La digitalisation actuellement à l’œuvre dans les services de microfinance passe par le mobile banking. Les fournisseurs de ces nouveaux services sont les banques, les Fintech, les établissements de monnaies électronique et quelques institutions de microfinance.
L’entrée dans la digitalisation d’offreurs de services micro-financiers est soumise à deux types de barrières : la capacité de créer un réseau de détaillants et l’obtention d’une licence d’opérateur de téléphonie mobile couplée à celle d’émetteur de monnaie électronique.
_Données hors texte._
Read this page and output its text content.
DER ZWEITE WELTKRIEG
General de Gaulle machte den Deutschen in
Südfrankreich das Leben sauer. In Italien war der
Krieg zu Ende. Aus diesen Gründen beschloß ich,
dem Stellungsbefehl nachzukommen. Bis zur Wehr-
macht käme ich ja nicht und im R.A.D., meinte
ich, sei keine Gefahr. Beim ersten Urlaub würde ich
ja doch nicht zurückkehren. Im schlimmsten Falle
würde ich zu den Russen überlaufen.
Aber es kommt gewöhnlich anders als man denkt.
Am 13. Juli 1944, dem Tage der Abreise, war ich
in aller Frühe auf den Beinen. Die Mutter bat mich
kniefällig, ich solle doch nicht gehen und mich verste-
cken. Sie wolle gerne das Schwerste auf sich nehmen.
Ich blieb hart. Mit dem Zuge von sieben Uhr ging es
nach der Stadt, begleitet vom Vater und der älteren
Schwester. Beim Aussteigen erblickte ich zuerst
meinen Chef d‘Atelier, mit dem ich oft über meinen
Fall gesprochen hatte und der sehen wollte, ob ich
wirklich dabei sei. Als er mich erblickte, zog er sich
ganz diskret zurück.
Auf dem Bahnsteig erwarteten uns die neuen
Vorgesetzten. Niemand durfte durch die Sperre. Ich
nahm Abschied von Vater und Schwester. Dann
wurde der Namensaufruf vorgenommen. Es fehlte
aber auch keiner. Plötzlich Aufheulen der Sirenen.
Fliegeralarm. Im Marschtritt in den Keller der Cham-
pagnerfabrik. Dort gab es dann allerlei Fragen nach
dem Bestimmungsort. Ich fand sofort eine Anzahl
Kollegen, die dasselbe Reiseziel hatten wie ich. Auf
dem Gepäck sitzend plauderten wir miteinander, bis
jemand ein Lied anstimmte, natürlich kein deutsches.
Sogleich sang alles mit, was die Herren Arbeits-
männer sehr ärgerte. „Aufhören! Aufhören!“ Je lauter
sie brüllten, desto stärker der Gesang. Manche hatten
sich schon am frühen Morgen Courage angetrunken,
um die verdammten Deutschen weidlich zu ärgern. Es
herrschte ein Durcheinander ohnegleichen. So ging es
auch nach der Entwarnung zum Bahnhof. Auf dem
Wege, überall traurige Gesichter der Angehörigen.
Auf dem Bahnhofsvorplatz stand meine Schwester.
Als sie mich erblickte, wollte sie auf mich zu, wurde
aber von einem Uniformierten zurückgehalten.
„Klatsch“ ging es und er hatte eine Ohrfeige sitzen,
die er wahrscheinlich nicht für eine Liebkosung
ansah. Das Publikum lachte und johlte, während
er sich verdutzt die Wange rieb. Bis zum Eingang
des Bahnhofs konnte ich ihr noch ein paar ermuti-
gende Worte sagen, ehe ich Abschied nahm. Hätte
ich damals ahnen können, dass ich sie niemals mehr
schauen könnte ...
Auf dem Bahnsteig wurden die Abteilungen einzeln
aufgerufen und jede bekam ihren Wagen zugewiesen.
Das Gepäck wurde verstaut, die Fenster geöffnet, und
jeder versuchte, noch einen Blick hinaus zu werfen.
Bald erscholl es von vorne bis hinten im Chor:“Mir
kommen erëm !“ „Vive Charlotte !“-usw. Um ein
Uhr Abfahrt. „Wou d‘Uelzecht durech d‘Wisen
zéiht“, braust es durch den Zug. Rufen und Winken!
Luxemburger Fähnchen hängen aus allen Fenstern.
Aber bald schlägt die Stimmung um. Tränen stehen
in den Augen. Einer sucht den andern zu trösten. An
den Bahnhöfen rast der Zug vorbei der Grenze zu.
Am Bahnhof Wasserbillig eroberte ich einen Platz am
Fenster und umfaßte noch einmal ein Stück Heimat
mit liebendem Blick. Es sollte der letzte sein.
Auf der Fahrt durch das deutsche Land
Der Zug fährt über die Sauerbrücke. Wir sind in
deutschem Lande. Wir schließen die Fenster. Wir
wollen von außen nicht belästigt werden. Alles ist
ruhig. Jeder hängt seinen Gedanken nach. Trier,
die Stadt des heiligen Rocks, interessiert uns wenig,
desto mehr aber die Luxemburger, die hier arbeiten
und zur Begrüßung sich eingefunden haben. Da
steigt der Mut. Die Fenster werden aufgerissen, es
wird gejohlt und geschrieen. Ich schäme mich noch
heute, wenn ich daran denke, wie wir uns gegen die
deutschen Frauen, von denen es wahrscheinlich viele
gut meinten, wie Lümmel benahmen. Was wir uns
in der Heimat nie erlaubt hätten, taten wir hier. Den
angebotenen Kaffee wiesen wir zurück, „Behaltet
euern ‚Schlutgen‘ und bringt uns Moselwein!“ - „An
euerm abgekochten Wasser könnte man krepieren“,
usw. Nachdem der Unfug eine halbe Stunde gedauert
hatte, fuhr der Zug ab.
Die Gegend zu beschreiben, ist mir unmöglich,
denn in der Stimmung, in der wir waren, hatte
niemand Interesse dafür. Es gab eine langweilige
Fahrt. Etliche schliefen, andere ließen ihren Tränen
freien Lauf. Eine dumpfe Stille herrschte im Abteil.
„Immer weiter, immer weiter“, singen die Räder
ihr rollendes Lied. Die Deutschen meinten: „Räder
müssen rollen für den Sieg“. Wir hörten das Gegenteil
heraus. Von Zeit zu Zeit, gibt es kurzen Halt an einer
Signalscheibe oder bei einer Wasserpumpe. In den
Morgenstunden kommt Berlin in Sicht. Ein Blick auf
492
Ces deux barrières facilement franchissables par les banques et opérateurs de téléphonie mobile, sont en revanche difficilement surmontables pour les institutions de microfinance qui se retrouvent d’emblée évincées des métiers de micro- prêts digitalisés. Dans l’offre de service de mobile banking ou de mobile money elles sont reléguées au rôle de simples distributeurs de ces nouveaux services pour les banques ou les technos. Ce nouveau rôle qu’exercent les IMF s’explique aussi par le caractère biface des marchés des services digitaux. Le produit ou le service distribué (mobile money, mobile banking) est celui des opérateurs de téléphonie mobile ou des banques. Les IMF ne peuvent exercer qu’un simple rôle de distributeurs de ces produits ou services.
Il y a cependant des signes de l’émergence d’une nouvelle microfinance induite par l’offre de services de mobile money ou de mobile banking ici ou là par des IMF au Sénégal, en Ouganda et au Kenya.
Le Digital modifie in fine la chaine de valeur de la microfinance. L’entrée dans ce nouveau segment nécessite de pouvoir posséder simultanément trois avantages au sens de Dunning (Ownership, localisation et internalisation du paradigme « OLI »). Le premier avantage est spécifique aux Technos, Fintech et aux banques multinationales (voire leurs filiales locales) présentes en Afrique. Cet avantage menace l’existence même de la microfinance traditionnelle. L’avantage en termes de localisation, crée un effet d’éviction au service de proximité, (qui était l’avantage spécifique des agences des IMF) par la suppression de la distance physique qu’apporte « le digital » (mobile money, mobile banking). La présence dans les espaces géographiques (proches) des kiosques « de cash in et cash out » des Technos et des points de services des IMF (agences) détourne vers ces entités, facilement déplaçable (à coût faible) une large fraction de la clientèle qui s’adressaient auparavant aux IMF. Enfin, le dernier avantage (internalisation) permets aux structures ayant bénéficié de l’agrément d’émettre de la monnaie électronique de « siphonner » et l’activité traditionnelle et la clientèle attachée au cash par la réduction de ces types d’opération avec l’usage de mobile money notamment. Les nouveaux opérateurs bancaires et les Technos offrent même des crédits de taille plus petite que le microcrédit traditionnel. On parle de pico voire de nano crédit.
De ce qui précède, la microfinance doit être réinventée, en accompagnant ses acteurs actuels par le renforcement de leur résilience. Les petites structures menacées de disparaître par cette nouvelle forme de concurrence que la crise de la COVID-19 a mis en lumière ont davantage besoin d’être soutenues.